Boston – Orlando Cabrera
St. Louis – Edgar Renteria
The Red Sox season turned around when they picked up Cabrera and dumped the unhappy Nomar Garciaparra. The righthanded hitter never gets cheated, and swings at anything close to a strike. He’s the best defensive infielder the Sox have. Renteria is the best shortstop in the NL, and a former World Series MVP. He struggled with injuries this season, but has been fine in the post-season.
Edge: St. Louis

Boston – Manny Ramirez, Johnny Damon, Trot Nixon
St. Louis – Reggie Sanders, Jim Edmonds, Larry Walker
If anyone can challenge Pujols’ status as the best RH hitter in baseball, it’s Manny, though he hasn’t done much in the post-season.
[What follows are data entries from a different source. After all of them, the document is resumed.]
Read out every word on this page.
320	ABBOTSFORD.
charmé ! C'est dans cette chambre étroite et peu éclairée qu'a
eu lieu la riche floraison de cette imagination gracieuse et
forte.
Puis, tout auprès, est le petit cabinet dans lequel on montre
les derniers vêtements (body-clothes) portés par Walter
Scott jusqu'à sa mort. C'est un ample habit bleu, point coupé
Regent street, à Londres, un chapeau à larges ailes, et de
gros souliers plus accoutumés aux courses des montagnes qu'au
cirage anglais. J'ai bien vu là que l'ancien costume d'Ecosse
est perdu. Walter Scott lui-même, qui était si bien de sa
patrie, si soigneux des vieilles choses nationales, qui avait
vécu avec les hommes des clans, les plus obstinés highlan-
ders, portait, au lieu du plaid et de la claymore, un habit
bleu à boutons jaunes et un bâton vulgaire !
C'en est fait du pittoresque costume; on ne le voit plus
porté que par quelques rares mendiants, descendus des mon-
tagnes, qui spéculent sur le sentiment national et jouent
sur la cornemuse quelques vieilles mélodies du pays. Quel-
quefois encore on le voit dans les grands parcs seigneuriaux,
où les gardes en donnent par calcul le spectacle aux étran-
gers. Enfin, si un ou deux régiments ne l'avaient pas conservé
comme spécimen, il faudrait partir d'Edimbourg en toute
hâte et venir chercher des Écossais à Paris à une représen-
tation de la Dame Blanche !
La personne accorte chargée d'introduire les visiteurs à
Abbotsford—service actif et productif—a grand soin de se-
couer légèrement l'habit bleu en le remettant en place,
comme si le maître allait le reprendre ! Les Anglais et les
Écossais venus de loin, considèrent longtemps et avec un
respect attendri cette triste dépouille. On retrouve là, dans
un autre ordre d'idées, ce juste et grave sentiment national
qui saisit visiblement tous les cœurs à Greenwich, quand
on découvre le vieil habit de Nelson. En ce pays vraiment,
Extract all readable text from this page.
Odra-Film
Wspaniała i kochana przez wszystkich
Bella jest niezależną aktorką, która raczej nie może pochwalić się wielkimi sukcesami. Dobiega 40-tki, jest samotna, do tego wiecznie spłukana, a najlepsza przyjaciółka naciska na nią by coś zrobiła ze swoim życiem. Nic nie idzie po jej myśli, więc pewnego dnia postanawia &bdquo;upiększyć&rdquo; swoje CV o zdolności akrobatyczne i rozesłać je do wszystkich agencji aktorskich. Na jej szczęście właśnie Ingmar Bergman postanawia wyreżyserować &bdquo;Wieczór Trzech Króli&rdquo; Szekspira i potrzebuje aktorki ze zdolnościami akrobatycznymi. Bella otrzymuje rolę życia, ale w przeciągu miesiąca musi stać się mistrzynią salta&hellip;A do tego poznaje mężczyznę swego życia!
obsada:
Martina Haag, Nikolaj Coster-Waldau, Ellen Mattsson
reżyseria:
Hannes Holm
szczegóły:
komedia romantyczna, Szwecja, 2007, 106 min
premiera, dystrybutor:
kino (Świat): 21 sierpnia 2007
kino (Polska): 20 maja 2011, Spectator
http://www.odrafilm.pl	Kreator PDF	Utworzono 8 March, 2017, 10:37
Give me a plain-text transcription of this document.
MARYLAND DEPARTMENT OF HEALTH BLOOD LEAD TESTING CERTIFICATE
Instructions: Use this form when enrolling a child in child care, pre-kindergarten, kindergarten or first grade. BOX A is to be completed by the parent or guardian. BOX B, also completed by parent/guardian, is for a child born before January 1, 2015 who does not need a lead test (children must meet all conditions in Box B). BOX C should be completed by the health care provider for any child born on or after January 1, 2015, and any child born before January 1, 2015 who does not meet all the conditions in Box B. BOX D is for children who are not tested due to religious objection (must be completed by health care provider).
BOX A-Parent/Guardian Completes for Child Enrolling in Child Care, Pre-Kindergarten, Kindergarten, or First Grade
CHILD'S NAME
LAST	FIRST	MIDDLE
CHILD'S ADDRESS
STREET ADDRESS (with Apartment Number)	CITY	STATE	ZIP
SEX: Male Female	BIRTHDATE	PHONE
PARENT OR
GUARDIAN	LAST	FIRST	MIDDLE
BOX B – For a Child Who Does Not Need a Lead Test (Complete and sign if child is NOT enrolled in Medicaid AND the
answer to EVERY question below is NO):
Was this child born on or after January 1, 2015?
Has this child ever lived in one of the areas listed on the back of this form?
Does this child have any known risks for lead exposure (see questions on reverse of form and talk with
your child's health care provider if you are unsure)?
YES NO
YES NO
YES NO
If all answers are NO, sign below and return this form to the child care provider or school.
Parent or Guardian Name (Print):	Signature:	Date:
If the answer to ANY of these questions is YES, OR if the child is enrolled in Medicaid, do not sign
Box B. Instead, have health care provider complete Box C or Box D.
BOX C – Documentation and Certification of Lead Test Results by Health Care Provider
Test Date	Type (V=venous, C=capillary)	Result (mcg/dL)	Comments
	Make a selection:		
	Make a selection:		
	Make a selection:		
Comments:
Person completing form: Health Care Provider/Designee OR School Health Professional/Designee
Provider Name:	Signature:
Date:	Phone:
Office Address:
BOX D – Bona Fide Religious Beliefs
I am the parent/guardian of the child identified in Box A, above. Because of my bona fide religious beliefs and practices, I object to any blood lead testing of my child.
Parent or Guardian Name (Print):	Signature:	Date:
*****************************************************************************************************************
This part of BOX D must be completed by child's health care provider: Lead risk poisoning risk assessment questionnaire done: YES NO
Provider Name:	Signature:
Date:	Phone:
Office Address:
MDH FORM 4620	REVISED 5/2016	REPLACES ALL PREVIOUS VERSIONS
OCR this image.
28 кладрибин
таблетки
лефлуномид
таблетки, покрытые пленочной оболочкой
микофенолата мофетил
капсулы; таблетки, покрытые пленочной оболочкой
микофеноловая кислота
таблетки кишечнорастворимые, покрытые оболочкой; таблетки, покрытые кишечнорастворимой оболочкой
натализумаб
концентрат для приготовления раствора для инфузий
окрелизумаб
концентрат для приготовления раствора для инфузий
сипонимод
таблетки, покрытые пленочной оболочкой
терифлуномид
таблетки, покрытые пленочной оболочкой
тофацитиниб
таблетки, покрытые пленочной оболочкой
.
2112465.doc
Damon was awful until game 7 of the ALCS, and then turned into Reggie Jackson. Nixon has been injured most of the year. The Cards have three serious streak hitters in the OF. Edmonds is a player who can take over a game, or a series when hot. Sanders can be pitched too in any circumstance. Walker is a wild card. He’s not the player he was a few years ago, but has been rejuvenated since coming to St. Louis.
Edge: Boston

Boston – Doug Mirabelli-C, Doug Mientkiewicz-1B/2B, Pokey Reese-2B/SS, Kevin Youkilis-3B, Gabe Kapler-OF, Dave Roberts-OF
St. Louis – Yadier Molina-C, Marlon Anderson-INF, Hector Luna-INF, Roger Cedeno-OF, So Taguchi-OF, John Mabry-OF
After the Garciaparra trade, Boston was left with the best bench in baseball. When Mientkiewicz and Reese take over on the right side of the infield, the Sox become an excellent fielding team. They have both speed (Roberts) and power (Kapler and Millar when he doesn’t start). The Cardinals bench is simply awful, and leaves them with the choice of Mabry (ugh) or Cedeno (double-ugh) as the DH when they play in Fenway.
Edge: Boston

So, whom do you go with? The team that has dominated all year long, or the team that struggled, got hot, and then made the greatest comeback in playoff baseball history? My money is on the Red Sox here. After crushing the Yankees, they’re on cloud nine, and they get a game 7 in Fenway.
Edge: Boston

We add it up, and it comes out with 5 for Boston, 4 for St. Louis, and 1 even. Should be a great series, and the Sox win in 7.

And the world could quite possibly end at that point.